Perhaps there is a possible reason for this peculiar anomaly. If we dwell too long on the greatness of the past, if we linger too fondly on the memories of those who have brought us to our current place, we run the risk of lamenting our present weaknesses and shortcomings when they are compared with what we remember as a past of glory and wonder. Remember the dire mistake of the singers of Ps.137 who refused to “sing the song of YHWH in a foreign land.” The result of their unwillingness or inability to adapt to the experience of Babylonian exile was their appalling desire to “bash the Babylonian babies’ heads against rocks.” If we get stuck in some supposed halcyon past, we may be unable to face our present with new leaders and new challenges, and we might seek revenge on those who we think have deprived us of our past.

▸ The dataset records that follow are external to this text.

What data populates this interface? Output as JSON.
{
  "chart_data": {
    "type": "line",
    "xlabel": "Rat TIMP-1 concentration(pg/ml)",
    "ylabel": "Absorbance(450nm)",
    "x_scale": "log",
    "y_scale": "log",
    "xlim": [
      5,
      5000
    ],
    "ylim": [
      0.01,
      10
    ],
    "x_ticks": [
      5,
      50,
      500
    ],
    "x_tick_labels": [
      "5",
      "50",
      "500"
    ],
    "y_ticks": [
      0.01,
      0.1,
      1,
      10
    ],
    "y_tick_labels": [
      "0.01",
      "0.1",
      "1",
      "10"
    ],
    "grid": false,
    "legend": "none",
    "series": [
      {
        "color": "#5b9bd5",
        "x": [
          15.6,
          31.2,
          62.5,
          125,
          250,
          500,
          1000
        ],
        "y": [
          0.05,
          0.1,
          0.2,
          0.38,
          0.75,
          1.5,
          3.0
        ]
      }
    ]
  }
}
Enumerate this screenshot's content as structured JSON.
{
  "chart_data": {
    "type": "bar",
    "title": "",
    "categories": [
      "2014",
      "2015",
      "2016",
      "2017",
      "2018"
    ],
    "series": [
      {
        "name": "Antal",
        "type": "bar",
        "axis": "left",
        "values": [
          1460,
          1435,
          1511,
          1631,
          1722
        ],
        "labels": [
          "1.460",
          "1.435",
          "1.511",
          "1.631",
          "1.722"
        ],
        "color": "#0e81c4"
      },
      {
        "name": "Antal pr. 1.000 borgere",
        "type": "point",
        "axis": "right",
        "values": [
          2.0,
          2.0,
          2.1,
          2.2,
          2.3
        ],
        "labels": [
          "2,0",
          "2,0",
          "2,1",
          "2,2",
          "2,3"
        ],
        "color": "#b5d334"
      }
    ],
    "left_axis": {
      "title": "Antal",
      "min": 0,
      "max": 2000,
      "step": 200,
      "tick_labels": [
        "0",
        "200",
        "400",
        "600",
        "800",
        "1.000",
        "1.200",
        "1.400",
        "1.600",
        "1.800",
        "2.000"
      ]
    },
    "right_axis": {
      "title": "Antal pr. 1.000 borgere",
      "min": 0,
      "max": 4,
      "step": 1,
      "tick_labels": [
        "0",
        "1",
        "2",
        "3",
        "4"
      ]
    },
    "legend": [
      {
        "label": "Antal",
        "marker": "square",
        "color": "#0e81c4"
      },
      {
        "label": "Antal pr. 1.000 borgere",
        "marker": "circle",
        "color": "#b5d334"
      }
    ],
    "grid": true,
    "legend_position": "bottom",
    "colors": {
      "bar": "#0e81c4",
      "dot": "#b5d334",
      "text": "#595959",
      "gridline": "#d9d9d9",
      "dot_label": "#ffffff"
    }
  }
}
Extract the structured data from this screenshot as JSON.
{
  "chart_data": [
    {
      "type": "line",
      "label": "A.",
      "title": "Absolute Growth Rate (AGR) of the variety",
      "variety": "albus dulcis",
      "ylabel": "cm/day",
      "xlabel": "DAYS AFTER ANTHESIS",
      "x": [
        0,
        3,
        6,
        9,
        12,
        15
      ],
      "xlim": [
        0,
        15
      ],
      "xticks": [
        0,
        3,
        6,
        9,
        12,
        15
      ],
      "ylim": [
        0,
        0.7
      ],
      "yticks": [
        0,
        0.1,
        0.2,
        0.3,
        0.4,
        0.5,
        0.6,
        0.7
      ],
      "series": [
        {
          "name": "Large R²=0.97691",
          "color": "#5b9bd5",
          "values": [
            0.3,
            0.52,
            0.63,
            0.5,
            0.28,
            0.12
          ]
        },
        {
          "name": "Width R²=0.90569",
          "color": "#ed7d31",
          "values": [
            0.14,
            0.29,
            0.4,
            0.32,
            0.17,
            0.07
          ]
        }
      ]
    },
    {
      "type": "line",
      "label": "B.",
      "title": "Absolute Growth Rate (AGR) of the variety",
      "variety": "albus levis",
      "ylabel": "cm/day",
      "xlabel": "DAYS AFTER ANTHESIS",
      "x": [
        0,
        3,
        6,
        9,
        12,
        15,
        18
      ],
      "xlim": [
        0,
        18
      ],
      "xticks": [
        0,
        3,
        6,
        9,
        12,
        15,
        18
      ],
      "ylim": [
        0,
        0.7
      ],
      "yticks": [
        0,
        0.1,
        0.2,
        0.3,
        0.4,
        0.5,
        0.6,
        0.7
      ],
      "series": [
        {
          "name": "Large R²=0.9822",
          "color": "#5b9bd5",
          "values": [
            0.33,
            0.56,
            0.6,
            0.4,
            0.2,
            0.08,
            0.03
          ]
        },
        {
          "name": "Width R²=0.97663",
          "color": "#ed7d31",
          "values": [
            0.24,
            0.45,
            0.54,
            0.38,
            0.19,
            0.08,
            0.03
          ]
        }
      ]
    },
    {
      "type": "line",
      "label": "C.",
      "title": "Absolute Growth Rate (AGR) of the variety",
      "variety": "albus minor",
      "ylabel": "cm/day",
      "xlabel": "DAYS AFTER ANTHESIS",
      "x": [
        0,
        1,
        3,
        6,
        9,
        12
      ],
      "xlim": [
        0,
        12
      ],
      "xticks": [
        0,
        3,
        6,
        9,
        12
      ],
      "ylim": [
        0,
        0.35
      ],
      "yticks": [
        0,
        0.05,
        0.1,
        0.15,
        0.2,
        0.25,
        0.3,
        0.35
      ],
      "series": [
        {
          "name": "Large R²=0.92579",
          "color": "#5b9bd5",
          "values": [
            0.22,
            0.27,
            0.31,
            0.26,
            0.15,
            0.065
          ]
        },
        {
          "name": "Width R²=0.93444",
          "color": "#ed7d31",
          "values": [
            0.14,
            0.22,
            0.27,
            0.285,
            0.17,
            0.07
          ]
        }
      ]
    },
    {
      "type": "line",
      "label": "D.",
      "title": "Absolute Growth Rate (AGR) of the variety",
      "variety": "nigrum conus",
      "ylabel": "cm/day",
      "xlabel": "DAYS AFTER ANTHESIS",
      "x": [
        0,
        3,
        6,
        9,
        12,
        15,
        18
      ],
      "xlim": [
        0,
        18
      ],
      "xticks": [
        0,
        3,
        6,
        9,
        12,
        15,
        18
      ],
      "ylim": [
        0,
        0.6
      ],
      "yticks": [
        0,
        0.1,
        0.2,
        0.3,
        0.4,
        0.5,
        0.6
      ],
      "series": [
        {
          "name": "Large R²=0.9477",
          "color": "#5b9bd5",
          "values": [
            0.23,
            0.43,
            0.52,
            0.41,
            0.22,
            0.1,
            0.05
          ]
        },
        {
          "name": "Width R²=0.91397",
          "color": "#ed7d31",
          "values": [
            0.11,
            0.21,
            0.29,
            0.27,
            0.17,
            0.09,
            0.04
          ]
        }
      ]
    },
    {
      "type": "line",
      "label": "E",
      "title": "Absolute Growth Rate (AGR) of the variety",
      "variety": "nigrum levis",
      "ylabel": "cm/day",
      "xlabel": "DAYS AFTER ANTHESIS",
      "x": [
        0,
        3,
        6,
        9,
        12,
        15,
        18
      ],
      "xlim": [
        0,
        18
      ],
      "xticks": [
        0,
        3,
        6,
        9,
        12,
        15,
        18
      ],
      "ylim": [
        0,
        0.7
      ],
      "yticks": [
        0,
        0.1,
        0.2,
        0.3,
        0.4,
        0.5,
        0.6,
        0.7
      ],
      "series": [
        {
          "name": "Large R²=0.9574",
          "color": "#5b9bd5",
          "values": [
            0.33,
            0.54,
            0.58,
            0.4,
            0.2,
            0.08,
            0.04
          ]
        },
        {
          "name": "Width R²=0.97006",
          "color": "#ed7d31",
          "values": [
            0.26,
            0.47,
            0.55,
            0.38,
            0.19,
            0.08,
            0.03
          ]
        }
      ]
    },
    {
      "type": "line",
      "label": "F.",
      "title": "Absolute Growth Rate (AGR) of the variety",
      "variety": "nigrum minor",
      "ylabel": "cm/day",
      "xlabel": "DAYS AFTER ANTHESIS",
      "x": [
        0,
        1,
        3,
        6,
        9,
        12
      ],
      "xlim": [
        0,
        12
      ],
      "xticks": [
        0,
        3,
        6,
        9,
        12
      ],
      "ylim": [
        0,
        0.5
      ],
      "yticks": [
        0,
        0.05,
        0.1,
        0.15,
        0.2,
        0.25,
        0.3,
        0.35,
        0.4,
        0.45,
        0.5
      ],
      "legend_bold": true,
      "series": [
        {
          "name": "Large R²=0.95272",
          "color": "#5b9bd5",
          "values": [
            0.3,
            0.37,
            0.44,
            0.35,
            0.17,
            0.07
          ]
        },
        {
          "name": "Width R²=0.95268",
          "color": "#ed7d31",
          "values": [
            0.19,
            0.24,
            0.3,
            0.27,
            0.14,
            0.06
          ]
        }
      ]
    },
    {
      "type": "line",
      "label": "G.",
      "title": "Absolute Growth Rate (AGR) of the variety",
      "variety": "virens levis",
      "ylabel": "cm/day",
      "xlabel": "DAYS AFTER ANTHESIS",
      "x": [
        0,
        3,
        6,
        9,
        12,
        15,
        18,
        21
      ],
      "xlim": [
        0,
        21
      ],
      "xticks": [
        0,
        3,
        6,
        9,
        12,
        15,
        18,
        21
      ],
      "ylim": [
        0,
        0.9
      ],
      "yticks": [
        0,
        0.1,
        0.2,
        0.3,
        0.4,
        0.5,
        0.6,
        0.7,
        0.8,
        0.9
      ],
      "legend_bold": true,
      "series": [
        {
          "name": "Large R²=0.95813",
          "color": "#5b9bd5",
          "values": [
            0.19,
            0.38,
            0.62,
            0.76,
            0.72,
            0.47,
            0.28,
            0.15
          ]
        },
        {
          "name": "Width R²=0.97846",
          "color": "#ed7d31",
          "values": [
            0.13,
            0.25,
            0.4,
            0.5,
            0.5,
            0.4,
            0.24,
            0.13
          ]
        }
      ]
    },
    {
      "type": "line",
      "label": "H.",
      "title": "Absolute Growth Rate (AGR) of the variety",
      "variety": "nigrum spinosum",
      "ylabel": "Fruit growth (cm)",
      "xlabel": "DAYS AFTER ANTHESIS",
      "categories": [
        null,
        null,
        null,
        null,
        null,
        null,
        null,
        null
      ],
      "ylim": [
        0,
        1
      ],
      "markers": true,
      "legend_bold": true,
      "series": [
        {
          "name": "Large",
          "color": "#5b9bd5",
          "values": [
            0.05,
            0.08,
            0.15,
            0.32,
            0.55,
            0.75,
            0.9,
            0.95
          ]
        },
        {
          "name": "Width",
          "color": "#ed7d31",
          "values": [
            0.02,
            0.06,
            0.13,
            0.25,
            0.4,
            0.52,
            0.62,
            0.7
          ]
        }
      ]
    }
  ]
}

Moses was a great leader of Israel, perhaps the very greatest of all time, but his death comes in secret and his tomb does not exist. Israel was thereby forced to continue its journey to land and future with a new leader and a new set of challenges, some of which they will meet and some of which they will not. And so it is with us. “New futures bring new duties,” and we have no choice but to live in those new futures, remembering our past but not dwelling on it, but living in the world we have been given. God will be with Joshua as God was with Moses, and God will be with us as well.